Du pinard, pas des hangars !

Système U sème sa zone

La grande distribution débarque dans l’arrière-pays héraultais. Mais certains « arriérés » rechignent à se laisser bouffer le foncier. Un débat enflammé s’engage : sur l’avenir de la paysannerie, l’agressivité commerciale des hypers, l’emploi et les mutations du paysage… Bilan provisoire.

ZONES INDUSTRIELLES, zones artisanales, zones commerciales, zones d’aménagement « concerté »… Partout c’est la zone. Périphériques, autoroutes et migration salariée viennent parachever le massacre. Fans d’agglomérations dégueulant leurs horreurs urbanistiques sur les campagnes environnantes, les aménageurs du territoire bétonnent à tout va les espaces jusqu’à présent épargnés par le progrès. Et s’il vous plaît, on ne moufte pas, car tout ça « crée de l’emploi » !

À Clermont-l’Hérault, dans l’arrière-pays montpelliérain, les élus se sont mis en tête d’implanter une ZAC sur la Salamane pour, entre autres, y installer une centrale de distribution Système U, en place et lieu de 70 hectares de vigne. Et la communauté de communes du Clermontais de lâcher les biffetons à hauteur de quatre fois le prix du foncier estimé par la Safer1. De quoi appâter des exploitants malmenés par les ressacs du marché viticole. Mais la spoliation de terres agricoles par une multinationale de la distribution alimentaire en a hérissé plus d’un. Un collectif2 a déposé un recours au tribunal administratif de Montpellier pour non-respect des règles du droit de la concurrence, abus de position dominante en l’espèce, illégalité des stipulations relatives à la fiscalité locale… Le recours n’étant étudié que dans un ou deux ans, le collectif a organisé débats et réunions publiques : faute

par ferri

de concertation, on prend la parole ! Ces larges assemblées ont fait émerger des réflexions agitées, parfois prosélytes, où paysans-vendeurs, alternatifs remontés, édiles encartés et autres habitants de la vallée sont venus s’expliquer. « Moi, ça me fait doucement rire de vous entendre parler d’agriculture… Je ne vous vois jamais aux manifestations à Montpellier… Il y a vingt ans, avec tout le village, on remplissait des cars !  », s’écrie un vigneron. Les premiers échanges ont été tendus entre viticulteurs prêts à se déposséder à bon prix d’un « capital contre-productif » et voisins découvrant les réalités d’une agriculture en crise. « Qui ici voudrait payer pour travailler ?, s’énerve un agriculteur. Au moins, cariste à Système U, on gagne quelque chose ! »
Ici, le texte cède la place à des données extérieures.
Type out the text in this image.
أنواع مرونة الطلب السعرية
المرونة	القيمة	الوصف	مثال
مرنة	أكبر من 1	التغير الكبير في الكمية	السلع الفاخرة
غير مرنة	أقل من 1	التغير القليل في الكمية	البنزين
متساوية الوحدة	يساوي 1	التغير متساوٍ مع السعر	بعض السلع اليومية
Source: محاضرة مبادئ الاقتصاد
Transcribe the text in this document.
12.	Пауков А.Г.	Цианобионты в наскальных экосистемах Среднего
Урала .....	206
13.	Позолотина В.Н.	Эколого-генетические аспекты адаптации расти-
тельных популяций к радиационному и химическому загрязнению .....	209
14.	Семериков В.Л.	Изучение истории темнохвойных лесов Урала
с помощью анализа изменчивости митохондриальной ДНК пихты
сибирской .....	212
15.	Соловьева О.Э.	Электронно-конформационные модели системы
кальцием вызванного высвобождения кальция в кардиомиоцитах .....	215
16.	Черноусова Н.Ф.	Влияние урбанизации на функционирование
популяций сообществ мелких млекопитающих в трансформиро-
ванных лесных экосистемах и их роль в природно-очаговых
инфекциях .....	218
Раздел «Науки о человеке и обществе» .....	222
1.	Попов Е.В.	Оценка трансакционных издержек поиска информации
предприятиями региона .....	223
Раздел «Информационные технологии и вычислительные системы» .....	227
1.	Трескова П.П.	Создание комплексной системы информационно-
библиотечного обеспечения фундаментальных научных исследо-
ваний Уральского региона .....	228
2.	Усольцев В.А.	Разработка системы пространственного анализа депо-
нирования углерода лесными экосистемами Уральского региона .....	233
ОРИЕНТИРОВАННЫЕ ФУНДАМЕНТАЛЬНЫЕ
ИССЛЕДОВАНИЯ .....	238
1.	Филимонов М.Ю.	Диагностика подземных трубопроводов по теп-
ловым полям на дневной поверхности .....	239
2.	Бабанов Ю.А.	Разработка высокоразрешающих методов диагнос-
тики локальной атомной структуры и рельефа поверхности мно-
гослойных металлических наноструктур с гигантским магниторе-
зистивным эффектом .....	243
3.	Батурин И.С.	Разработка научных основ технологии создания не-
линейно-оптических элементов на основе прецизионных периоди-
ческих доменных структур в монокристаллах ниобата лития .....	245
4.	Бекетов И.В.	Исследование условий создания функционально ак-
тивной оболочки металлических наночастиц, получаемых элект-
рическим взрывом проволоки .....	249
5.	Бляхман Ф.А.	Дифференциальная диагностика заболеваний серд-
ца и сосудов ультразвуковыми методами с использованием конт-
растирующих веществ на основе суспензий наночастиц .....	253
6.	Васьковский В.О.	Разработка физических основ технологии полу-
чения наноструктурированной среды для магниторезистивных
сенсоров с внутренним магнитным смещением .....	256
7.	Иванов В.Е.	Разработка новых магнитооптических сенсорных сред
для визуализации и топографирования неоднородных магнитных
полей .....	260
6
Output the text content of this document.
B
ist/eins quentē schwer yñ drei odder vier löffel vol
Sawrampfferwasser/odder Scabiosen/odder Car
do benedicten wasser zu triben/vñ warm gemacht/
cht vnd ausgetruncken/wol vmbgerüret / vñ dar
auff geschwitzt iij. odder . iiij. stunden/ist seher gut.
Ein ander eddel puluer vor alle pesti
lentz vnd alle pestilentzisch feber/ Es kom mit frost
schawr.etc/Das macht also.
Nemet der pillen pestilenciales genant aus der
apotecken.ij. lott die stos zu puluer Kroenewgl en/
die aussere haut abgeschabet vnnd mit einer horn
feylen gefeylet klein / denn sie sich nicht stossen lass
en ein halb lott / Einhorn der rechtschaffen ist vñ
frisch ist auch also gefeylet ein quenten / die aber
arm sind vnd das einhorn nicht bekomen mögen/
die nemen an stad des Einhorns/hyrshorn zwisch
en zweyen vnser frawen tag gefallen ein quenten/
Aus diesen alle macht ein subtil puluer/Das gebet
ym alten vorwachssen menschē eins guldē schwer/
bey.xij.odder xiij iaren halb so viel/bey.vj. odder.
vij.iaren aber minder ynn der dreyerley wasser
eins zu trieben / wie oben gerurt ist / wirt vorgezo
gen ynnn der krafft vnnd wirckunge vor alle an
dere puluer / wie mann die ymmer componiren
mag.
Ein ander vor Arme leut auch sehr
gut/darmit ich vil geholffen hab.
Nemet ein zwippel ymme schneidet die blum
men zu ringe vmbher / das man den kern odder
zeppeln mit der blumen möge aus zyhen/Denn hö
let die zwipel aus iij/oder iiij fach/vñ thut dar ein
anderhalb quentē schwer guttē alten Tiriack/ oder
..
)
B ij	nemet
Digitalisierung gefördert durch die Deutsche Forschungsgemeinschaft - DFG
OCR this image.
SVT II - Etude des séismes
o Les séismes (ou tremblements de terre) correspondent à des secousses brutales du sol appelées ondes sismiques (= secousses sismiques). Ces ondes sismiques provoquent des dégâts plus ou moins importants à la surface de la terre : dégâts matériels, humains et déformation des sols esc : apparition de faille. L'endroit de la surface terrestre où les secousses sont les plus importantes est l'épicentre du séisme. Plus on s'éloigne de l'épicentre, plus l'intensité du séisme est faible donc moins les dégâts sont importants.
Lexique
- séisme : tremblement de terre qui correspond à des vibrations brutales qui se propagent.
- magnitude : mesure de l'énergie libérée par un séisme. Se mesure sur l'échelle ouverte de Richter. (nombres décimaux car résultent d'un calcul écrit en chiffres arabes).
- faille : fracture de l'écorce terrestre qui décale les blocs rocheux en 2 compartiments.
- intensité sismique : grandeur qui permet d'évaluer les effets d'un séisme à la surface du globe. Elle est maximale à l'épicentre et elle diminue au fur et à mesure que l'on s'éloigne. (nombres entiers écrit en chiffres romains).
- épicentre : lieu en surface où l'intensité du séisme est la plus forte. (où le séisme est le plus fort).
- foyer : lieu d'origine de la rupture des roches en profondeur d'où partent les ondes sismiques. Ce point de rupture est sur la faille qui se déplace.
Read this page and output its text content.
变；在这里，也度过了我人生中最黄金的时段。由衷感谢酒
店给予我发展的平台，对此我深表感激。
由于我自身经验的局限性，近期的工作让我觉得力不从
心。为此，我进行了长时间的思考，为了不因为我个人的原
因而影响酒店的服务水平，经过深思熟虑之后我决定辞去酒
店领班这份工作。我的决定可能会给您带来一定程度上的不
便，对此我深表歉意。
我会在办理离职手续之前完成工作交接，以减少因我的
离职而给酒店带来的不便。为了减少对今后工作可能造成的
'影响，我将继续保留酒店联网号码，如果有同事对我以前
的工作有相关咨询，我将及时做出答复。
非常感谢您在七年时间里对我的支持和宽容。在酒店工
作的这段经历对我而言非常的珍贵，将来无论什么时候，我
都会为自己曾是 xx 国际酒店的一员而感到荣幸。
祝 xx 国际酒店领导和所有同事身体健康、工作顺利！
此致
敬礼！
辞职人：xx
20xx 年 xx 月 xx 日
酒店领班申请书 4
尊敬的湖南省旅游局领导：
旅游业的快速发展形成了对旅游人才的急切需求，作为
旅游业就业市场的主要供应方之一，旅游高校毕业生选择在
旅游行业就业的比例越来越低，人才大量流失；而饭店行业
Entre campagnes d’arrachage, difficulté de transmission et surendettement, la braderie du monde agricole est au coeur des discussions. Le risque de gommer le caractère paysan de la vallée de l’Hérault est déploré par certains : « Ce qui est scandaleux, c’est le prix offert. À hauteur de 6 euros du mètre carré, tout le monde vendra, et ce prix deviendra la norme. » Certains jusqu’au-boutistes proposent d’exiger plus : « La vraie valeur d’une terre agricole, c’est bien plus que ça ! » Rapidement, les arguments défendus par les opposants sont repris par les promoteurs du « développement ». On met en exergue les terres non exploitées, on propose çà et là des parcelles pour installer des agriculteurs « bio », on s’assure le concours d’études environnementales et de « compensations »… Bref, les arguments anti-système U sont repris par les « pro »… Car le passage d’un territoire rural à un espace péri-urbain, ou « rurbain », s’appuie sur l’actif laisser-faire des décideurs. Les responsables syndicaux et les élus de la chambre d’agriculture ont brillé par leur absence, mis à part quelques membres de la Conf’.

Personne pour faire le bilan des destructions d’emplois engendrées, personne pour valoriser les possibilités de développement d’une activité locale – diversification, création d’emplois socialement utiles… Un syndicaliste soulignait pourtant la situation stratégique de la vallée qui, au lieu de crouler sous le béton et les camions, pourrait être « la vitrine d’une agriculture moderne, avec ateliers de transformation, magasins de producteurs, ateliers de petite découpe, meule à façon… » Mais en attendant la décision de justice, les discussions prennent parfois un tour amer.

En septembre, lors d’une manifestation viticole à Montpellier, Philippe Vergne, porte-parole des vignerons du Midi, annonçait : « Au cours de la dernière campagne, les prix des vins de pays pour le consommateur ont augmenté de 14 %, alors que le prix payé au producteur était en recul de 9% […] La grande distribution se gave… » Quant à Serge Papin, le tout-puissant patron de Système U, il vient de publier avec Jean-Marie Pelt, pape radiophonique du développement durable, un bouquin intitulé Consommer moins, consommer mieux…


1 Société d’aménagement foncier et d’établissement rural.